Make sure to share the concept, its purpose and its source with the person you plan to do this with. Briefly cover each conversation and step in the process.
Consider reading a few of the prompts and interesting bits of the book out loud to prepare your directs for these deep conversations in your 1:1.
Tell them explicitly that they don’t have to share anything they’re not ready to share. You are there to listen, learn and help them in their career.
For your first few rounds of conversations, mention that this is also new for you, how you are invested in them and want to support them even further in their professional life.
Set up calendar invites including each conversation’s main goal.
🔥 Feel free to use/adapt my Career Conversations - Meeting Invite Briefing template.
The first conversation: Their life story
For the first conversation, you should focus on listening and taking extensive notes. You want to learn about their life story, their motivations and values. Whenever they were at a crossroads you want to make sure that you understand what options were available and why they went for a certain path. As long as you stay curious and attentive, you’ll be able to reap the first benefit of this process: a deeper level of understanding of your direct report.
Here is the prompt you use to start the first conversation:
Starting with kindergarden, or whatever point in your life you feel comfortable starting at, tell me about your life.
I’ve added the “feel comfortable” bit to honor the privacy and personal history of the person you’re listening to. Whatever moment they choose is the right one. For some, it will be their first actual memory and for others, their first job.
I follow up with a disclaimer that I’ll be taking detailed notes while listening attentively. I might even ask them to slow down or interrupt them softly by raising my hand to ask a clarifying question. If the conversation is going smoothly, I prefer adding little symbols and circling words or bits to dig deeper later as opposed to breaking the flow. Here are some examples:
❤ for things they adore or love
❗ for key events or general emphasis
❓ for questions
⚡ for struggles or challenges
:D :O :´( and other simple emojis to capture emotions

Good things take time: 80 to 90 minutes per conversation to be precise
The authors recommend holding these chats as part of your weekly 1:1s, but I disagree. 1:1s are typically 30 minutes, so even extending them to an hour would give you at best 30-40 minutes to talk about their life story on top of what’s on their mind that week. In my experience, you can easily fill 60+ minutes per conversation, so I typically schedule each for 90 minutes (80 if you do speedy meetings). I believe giving your folks enough time and space shows that these conversations are not your typical “tell me about yourself” interview prompts, but deeper, more meaningful exchanges.

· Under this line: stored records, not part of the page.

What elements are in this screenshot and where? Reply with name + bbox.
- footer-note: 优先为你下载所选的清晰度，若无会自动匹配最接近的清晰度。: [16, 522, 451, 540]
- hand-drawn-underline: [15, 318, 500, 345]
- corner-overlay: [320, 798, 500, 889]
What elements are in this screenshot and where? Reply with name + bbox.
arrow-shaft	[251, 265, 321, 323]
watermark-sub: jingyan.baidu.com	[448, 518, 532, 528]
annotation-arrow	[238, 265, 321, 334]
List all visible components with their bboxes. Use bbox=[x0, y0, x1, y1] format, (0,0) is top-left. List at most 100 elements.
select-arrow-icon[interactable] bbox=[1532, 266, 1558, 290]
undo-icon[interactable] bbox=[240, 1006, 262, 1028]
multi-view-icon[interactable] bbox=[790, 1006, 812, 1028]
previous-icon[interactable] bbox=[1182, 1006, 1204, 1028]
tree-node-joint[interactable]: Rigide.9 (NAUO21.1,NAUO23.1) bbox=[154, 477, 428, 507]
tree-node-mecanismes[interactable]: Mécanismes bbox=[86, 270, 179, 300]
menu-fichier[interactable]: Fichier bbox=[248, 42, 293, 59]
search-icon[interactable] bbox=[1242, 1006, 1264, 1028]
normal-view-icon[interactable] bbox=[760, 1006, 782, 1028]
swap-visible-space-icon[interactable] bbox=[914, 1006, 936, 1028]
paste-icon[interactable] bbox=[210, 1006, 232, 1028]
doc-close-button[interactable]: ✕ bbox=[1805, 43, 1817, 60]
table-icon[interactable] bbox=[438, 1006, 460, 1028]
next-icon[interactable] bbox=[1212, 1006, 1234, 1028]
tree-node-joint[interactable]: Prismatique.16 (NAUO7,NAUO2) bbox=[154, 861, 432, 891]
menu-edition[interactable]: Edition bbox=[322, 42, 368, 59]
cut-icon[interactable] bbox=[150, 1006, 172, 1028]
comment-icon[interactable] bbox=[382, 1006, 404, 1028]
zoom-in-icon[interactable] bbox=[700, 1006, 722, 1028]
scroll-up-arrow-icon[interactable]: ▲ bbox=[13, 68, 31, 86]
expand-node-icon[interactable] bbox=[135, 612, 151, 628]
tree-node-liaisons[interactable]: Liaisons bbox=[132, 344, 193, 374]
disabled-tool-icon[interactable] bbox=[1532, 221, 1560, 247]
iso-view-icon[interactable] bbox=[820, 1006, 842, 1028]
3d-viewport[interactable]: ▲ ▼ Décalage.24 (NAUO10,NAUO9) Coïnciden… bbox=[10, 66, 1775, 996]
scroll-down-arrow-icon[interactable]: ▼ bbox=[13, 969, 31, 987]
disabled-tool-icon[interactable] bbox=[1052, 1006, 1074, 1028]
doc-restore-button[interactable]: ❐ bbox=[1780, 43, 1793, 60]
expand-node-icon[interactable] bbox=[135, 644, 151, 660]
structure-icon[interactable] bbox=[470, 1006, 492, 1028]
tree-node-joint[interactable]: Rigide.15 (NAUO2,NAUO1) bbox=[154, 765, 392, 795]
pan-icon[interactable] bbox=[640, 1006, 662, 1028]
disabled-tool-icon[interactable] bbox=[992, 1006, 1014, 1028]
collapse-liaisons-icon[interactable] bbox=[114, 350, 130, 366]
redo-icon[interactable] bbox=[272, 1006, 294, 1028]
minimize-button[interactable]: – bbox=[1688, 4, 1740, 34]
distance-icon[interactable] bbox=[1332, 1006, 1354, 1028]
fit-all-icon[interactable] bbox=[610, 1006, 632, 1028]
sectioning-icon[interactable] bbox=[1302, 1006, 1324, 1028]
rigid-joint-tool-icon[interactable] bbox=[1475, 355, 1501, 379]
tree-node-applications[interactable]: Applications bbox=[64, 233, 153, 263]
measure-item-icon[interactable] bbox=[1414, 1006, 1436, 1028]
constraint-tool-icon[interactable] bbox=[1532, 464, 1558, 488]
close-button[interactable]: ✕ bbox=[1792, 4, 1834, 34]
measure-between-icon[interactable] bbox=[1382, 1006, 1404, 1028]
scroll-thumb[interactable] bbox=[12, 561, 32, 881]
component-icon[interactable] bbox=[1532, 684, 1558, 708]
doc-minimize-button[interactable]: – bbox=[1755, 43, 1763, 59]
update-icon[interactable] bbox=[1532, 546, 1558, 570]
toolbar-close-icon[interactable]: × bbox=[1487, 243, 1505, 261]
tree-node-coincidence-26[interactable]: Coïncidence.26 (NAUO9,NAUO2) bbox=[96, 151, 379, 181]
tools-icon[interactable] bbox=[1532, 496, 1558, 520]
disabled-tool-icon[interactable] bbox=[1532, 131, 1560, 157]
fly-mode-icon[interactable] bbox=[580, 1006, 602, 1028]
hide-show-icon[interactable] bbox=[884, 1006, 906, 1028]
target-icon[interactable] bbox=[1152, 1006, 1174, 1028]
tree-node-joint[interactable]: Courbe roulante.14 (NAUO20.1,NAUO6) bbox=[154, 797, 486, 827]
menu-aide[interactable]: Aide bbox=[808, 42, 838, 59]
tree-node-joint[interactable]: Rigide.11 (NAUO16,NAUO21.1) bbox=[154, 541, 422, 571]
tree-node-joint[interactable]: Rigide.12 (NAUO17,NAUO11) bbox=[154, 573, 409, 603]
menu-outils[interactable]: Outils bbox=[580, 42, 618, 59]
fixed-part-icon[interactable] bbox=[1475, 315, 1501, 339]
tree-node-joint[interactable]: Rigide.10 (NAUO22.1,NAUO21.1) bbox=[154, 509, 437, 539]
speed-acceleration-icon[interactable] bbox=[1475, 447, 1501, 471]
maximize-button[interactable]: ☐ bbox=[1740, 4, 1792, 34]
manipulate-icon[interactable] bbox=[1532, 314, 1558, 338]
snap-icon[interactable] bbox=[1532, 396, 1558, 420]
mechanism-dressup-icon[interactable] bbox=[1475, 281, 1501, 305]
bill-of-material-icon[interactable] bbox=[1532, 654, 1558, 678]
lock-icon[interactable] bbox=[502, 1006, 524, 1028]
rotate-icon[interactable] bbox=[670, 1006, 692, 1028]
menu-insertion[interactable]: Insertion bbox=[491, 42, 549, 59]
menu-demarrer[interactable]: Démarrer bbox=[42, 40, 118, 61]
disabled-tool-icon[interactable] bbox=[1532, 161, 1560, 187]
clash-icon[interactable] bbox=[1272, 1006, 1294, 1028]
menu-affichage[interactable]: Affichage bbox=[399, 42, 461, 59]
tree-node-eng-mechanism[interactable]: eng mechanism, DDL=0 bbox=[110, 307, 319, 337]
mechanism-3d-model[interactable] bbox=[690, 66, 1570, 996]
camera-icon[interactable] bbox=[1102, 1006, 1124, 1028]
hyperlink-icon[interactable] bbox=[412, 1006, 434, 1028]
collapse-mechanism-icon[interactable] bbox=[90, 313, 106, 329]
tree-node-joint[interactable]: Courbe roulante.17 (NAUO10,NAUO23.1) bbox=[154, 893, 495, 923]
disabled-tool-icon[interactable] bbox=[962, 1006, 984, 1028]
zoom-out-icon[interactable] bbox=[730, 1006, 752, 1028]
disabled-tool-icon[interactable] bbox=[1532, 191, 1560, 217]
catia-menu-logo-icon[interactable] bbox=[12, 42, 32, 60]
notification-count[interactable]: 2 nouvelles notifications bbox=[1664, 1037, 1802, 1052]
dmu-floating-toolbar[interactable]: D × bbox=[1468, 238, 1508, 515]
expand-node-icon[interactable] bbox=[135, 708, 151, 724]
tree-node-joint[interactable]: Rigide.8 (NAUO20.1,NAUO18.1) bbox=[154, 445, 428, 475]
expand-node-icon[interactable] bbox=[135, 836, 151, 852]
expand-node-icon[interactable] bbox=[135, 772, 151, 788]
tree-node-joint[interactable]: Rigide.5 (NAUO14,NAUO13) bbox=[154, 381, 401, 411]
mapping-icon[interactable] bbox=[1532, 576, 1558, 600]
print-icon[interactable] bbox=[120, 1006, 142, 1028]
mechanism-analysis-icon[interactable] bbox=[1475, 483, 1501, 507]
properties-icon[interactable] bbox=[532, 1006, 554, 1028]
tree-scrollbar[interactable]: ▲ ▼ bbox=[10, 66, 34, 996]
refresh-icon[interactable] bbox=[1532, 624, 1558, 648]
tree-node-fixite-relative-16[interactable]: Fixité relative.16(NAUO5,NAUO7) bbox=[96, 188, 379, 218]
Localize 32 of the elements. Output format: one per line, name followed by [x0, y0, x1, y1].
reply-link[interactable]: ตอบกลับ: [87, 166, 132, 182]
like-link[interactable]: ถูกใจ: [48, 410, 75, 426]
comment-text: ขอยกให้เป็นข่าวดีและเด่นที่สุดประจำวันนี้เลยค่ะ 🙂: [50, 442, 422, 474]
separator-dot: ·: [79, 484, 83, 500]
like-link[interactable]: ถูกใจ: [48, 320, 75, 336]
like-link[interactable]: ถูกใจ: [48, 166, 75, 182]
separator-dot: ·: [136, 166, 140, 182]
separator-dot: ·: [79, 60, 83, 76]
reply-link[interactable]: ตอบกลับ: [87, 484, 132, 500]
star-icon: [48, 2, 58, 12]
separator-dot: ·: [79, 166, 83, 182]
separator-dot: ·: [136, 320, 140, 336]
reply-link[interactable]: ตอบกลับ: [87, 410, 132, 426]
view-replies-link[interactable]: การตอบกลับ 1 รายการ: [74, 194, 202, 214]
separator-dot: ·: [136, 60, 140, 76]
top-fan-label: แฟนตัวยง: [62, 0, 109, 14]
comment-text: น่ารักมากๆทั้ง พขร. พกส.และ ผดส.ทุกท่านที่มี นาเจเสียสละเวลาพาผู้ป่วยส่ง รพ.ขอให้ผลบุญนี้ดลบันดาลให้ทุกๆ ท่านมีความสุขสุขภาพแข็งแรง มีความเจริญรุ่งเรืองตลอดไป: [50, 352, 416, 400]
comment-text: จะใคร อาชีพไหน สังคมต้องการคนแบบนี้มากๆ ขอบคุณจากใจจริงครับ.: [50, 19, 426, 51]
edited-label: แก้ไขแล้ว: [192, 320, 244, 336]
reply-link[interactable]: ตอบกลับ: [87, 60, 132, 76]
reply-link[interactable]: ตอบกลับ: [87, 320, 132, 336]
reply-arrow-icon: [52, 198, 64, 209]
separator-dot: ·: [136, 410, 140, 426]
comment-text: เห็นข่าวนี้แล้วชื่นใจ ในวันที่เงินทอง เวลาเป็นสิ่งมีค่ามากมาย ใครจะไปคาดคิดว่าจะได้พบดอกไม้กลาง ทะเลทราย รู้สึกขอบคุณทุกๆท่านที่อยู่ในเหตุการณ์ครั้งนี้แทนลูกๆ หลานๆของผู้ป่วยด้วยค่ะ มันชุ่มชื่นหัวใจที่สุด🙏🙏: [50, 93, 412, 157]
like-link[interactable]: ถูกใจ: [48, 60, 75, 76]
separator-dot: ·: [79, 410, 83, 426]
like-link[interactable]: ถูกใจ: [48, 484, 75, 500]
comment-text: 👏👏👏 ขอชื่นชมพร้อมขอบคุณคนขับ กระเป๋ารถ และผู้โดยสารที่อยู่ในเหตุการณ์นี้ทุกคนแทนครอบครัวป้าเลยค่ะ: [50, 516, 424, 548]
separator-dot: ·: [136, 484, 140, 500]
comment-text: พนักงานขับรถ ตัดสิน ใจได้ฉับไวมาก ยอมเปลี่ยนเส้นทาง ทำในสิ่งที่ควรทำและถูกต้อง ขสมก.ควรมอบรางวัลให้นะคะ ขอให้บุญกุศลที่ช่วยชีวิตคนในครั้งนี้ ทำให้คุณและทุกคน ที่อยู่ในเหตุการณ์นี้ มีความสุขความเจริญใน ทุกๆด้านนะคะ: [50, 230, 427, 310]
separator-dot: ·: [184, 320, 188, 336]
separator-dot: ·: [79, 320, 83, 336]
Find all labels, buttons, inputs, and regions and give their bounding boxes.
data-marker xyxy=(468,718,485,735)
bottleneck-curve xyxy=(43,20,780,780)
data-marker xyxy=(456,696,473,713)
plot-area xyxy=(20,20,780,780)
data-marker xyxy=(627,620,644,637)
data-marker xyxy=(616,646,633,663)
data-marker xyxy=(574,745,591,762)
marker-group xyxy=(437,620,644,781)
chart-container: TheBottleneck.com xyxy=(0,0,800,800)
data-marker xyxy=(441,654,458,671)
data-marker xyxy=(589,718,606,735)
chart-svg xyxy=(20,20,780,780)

On average, people took 60-70 minutes to share their stories. I recommend reserving the remaining time (20-30 minutes) for follow-up questions, probing deeper, wrapping up and giving an outlook on the next conversation. I always close down in the same way with
How are you feeling right now?
Do you have any questions?
Thank you so much for sharing your story with me and answering all my questions!
I usually feel absolutely drained after just one of these, so leaving space before my next meeting or scheduling them at the end of a day has been serving me well to manage my energy.
🎉 That’s it! You’ve completed the first part of your Career Conversations!
What’s next?
You’re not done! Check out the other posts of this series and the supporting material to get the full picture when it comes to Career Conversations:
Part 1: Their life story 📙 (this post)
🔗 Supporting material:
Where I learned this approach
Kim Scott’s popular book Radical Candor.
I recommend this to any leader, yet Career Conversations fill only a handful of pages in the book. I tried looking for more information online, but the only meaningful resource I could find was this article on the Radical Candor website. So, I set out to try it out myself, ran into some issues, refined my approach and am now ready to share it with you all.